SAMARINDA, Cakrawalakaltim.com – Banjir yang terus berulang di Kota Samarinda kembali mendapat sorotan tajam. Kali ini, Anggota Komisi I DPRD Samarinda, Aris Mulyanata, menegaskan bahwa banjir harus dilihat bukan hanya sebagai bencana alam, tetapi sebagai bukti kegagalan kebijakan tata ruang yang selama ini diabaikan.

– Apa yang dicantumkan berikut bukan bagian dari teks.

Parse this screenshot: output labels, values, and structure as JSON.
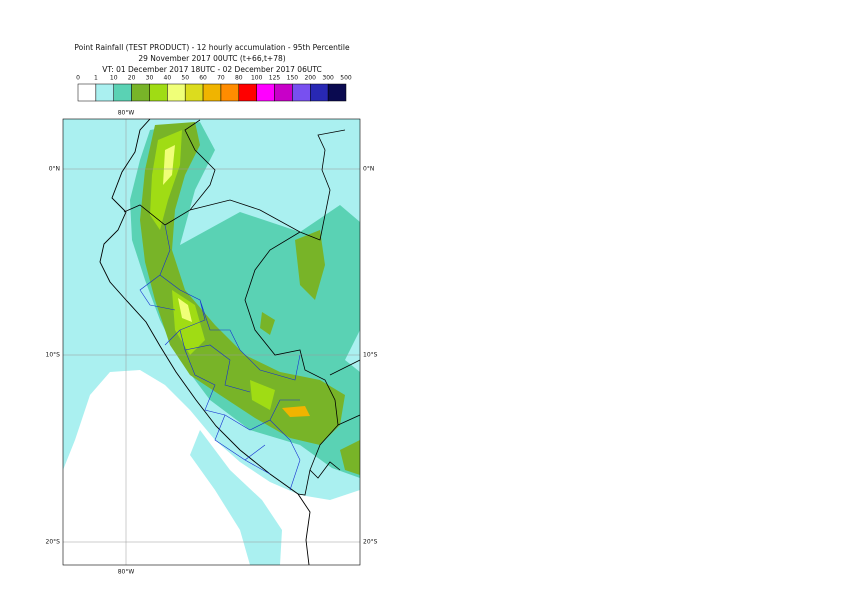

Menurut Aris, persoalan banjir bukan lagi sekadar teknis perbaikan drainase atau cuaca ekstrem yang datang tiba-tiba. Ia menilai, akar permasalahan justru terletak pada model pembangunan kota yang selama ini mengorbankan ruang-ruang ekologis demi ekspansi infrastruktur dan kawasan komersial.

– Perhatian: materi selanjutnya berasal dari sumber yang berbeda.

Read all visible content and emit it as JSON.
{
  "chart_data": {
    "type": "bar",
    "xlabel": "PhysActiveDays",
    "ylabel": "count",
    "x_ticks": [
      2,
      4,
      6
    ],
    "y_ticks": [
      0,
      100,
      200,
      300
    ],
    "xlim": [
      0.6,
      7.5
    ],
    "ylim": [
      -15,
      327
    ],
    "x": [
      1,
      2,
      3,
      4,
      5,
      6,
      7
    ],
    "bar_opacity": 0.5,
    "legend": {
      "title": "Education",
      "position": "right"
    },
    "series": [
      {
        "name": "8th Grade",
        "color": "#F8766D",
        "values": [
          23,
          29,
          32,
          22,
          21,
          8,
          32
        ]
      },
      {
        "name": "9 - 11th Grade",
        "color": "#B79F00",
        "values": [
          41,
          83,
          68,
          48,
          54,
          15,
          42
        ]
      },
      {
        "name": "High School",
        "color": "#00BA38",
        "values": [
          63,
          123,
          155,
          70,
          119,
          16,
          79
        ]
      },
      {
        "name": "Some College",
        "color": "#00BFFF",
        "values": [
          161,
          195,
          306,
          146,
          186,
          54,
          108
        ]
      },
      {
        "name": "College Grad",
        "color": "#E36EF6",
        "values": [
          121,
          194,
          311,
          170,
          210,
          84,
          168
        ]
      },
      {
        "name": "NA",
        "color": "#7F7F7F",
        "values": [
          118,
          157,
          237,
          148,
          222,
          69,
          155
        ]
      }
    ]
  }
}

“Selama ruang resapan air terus dikonversi jadi perumahan dan ruko tanpa hitungan ekologis, banjir akan terus jadi siklus tahunan. Ini bukan sekadar soal air, ini tentang kesalahan tata ruang,” kata Aris, Jumat (24/5/2025).

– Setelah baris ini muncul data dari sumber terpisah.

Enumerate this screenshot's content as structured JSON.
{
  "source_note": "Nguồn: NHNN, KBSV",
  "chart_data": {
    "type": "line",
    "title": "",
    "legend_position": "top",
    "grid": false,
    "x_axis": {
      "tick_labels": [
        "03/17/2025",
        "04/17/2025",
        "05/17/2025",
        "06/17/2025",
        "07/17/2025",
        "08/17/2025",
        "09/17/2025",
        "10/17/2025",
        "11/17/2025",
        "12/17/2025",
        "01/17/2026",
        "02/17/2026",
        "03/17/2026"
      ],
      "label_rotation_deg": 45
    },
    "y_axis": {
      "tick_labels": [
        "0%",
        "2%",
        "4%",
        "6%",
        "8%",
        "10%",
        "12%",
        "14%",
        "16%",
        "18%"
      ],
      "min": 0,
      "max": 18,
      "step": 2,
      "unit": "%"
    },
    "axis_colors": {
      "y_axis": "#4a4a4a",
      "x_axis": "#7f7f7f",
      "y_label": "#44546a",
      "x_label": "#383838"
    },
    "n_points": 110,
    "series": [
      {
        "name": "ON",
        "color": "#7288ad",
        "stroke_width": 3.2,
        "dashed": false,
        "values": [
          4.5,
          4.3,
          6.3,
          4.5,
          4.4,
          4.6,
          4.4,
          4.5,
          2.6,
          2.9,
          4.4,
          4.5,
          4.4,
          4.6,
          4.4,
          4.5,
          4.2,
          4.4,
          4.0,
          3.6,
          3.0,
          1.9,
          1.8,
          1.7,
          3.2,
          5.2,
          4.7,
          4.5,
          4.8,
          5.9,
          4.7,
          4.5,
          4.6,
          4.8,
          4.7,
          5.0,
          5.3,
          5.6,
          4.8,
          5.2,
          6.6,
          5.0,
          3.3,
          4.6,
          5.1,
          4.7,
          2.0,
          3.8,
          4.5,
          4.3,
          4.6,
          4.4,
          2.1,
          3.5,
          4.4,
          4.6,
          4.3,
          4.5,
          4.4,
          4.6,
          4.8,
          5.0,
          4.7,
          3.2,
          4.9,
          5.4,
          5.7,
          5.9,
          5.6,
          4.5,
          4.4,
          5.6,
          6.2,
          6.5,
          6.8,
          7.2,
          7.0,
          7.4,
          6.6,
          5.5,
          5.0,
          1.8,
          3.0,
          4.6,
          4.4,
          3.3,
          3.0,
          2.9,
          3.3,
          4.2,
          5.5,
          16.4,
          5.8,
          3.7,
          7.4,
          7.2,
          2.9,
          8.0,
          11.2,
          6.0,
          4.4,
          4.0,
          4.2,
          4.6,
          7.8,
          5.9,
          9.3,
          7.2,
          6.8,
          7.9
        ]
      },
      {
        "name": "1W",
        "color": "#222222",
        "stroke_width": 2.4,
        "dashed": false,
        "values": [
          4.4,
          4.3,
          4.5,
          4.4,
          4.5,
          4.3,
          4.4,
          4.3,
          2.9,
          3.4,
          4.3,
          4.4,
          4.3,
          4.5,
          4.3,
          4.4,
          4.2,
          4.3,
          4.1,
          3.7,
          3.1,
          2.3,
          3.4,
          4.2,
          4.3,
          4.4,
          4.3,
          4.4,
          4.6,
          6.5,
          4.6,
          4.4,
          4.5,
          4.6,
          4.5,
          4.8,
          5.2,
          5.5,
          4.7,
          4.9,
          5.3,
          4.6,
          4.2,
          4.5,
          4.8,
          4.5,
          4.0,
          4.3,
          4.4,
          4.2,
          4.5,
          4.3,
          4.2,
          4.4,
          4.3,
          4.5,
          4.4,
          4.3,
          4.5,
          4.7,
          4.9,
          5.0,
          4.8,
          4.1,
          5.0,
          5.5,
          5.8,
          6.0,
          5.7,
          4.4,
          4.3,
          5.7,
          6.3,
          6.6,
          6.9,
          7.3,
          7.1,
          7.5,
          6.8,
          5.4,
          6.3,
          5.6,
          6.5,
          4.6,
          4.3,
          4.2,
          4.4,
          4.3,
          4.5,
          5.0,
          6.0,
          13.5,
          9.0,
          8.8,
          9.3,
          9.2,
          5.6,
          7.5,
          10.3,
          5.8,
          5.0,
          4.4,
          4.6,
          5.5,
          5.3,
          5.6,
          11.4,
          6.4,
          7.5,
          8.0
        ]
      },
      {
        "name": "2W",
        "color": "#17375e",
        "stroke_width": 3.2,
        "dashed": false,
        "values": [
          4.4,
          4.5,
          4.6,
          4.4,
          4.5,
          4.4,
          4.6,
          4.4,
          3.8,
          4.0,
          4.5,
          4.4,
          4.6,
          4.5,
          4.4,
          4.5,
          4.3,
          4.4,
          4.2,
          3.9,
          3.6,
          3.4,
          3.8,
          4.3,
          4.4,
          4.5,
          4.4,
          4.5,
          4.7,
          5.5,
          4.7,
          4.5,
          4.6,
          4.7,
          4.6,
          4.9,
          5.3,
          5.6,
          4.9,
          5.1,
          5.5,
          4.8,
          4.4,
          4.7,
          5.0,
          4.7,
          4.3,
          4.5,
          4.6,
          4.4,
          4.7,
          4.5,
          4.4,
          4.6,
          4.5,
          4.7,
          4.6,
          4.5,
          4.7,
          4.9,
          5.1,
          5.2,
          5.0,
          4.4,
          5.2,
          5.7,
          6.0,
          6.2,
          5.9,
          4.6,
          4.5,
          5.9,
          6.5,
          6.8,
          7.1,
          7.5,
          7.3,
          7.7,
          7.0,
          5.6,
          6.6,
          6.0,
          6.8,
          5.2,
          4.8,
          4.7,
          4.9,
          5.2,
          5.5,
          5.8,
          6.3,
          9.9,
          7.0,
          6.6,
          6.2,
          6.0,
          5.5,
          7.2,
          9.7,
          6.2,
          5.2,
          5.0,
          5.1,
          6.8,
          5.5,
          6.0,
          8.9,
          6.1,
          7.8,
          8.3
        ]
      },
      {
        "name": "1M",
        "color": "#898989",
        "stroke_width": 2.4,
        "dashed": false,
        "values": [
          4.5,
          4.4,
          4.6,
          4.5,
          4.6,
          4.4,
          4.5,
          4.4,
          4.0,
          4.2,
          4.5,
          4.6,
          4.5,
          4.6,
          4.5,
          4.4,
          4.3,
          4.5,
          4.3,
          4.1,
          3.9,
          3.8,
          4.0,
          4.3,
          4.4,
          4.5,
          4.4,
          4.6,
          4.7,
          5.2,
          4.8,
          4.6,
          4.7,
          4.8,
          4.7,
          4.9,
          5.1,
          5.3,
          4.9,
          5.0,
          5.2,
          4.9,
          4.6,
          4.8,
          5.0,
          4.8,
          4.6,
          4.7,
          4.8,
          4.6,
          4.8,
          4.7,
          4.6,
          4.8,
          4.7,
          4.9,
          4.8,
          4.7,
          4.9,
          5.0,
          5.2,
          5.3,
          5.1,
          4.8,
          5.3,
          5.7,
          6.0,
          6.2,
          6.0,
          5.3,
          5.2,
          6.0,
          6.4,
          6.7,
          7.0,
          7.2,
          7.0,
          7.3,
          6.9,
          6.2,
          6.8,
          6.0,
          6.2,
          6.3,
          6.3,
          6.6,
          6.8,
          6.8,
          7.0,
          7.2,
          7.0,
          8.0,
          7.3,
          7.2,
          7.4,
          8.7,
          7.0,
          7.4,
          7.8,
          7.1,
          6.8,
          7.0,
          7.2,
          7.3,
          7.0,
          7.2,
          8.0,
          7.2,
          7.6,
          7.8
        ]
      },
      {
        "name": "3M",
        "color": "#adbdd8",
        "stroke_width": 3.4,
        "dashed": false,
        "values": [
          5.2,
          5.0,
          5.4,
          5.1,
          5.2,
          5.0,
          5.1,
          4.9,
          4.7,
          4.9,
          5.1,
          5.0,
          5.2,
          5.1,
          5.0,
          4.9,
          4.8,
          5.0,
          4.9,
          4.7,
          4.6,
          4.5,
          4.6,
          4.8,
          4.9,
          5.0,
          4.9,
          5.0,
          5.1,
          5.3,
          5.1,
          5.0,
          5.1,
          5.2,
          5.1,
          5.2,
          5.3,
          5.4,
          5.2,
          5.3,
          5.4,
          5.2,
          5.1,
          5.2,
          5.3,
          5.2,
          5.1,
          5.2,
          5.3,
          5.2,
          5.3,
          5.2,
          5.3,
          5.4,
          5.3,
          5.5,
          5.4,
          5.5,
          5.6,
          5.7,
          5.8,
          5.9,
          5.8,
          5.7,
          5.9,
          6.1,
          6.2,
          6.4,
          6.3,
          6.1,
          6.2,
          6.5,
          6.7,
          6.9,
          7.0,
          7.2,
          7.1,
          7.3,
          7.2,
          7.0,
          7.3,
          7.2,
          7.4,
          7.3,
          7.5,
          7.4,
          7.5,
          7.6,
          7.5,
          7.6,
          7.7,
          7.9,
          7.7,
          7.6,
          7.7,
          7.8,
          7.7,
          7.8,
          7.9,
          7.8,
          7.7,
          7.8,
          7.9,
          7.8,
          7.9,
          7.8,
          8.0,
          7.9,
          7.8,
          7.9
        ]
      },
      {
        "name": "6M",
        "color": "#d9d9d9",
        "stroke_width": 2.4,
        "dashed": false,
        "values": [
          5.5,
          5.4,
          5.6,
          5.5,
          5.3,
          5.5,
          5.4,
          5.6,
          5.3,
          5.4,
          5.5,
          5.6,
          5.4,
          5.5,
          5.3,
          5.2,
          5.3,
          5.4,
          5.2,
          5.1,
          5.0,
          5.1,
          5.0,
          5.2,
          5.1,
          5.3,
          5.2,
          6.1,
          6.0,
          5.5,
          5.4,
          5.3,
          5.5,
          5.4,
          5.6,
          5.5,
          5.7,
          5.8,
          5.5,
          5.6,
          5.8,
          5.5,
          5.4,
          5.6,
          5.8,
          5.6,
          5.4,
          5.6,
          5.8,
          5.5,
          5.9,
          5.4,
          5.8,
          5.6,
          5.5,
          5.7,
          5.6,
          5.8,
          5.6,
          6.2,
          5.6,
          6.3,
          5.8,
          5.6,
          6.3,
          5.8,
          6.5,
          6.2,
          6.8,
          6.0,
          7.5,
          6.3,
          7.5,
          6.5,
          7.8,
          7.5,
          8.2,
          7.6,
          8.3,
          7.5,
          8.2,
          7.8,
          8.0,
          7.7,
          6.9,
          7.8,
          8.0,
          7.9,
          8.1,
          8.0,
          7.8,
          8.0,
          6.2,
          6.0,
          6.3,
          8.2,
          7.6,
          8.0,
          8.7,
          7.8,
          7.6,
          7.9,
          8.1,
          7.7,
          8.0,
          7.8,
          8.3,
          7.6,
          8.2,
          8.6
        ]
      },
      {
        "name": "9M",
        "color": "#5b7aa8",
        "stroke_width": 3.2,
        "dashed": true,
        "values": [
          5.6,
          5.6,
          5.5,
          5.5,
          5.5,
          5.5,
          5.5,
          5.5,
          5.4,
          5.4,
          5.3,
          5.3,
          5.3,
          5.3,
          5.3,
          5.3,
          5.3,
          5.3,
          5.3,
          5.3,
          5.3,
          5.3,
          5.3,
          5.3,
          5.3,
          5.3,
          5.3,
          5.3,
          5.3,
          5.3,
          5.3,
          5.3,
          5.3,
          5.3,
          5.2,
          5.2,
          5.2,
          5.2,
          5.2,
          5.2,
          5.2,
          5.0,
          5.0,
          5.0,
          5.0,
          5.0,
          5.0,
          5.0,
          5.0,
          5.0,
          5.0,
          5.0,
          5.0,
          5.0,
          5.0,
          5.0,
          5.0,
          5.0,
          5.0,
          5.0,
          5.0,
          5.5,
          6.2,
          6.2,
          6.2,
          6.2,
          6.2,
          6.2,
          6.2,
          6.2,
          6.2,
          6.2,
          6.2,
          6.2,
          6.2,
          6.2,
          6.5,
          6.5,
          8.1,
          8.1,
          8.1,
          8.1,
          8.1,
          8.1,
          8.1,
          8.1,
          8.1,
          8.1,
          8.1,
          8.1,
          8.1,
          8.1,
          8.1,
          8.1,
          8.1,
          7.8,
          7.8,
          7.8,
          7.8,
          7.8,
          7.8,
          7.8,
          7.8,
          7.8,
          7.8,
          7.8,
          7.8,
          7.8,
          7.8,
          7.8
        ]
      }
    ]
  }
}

Ia menyebut Rencana Tata Ruang Wilayah (RTRW) Kota Samarinda saat ini belum cukup menjawab tantangan perubahan iklim dan kerentanan lingkungan. Untuk itu, ia mendorong agar Perda RTRW Nomor 7 Tahun 2023 segera dievaluasi dan direvisi, khususnya pasal-pasal yang masih membuka peluang pembangunan di kawasan rawan banjir seperti bantaran sungai dan daerah cekungan.

Aris juga menyoroti lemahnya pengawasan terhadap penerbitan izin pembangunan di wilayah yang secara ekologis seharusnya dilindungi. Menurutnya, keberanian pemerintah untuk menolak atau mencabut izin yang bertentangan dengan prinsip keberlanjutan menjadi ujian nyata komitmen dalam mengatasi banjir.

“Kita tidak bisa terus berdamai dengan bencana. Kalau tidak ada perubahan dalam kebijakan ruang, kita sedang menggiring kota ini menuju krisis lingkungan yang lebih besar,” tegasnya.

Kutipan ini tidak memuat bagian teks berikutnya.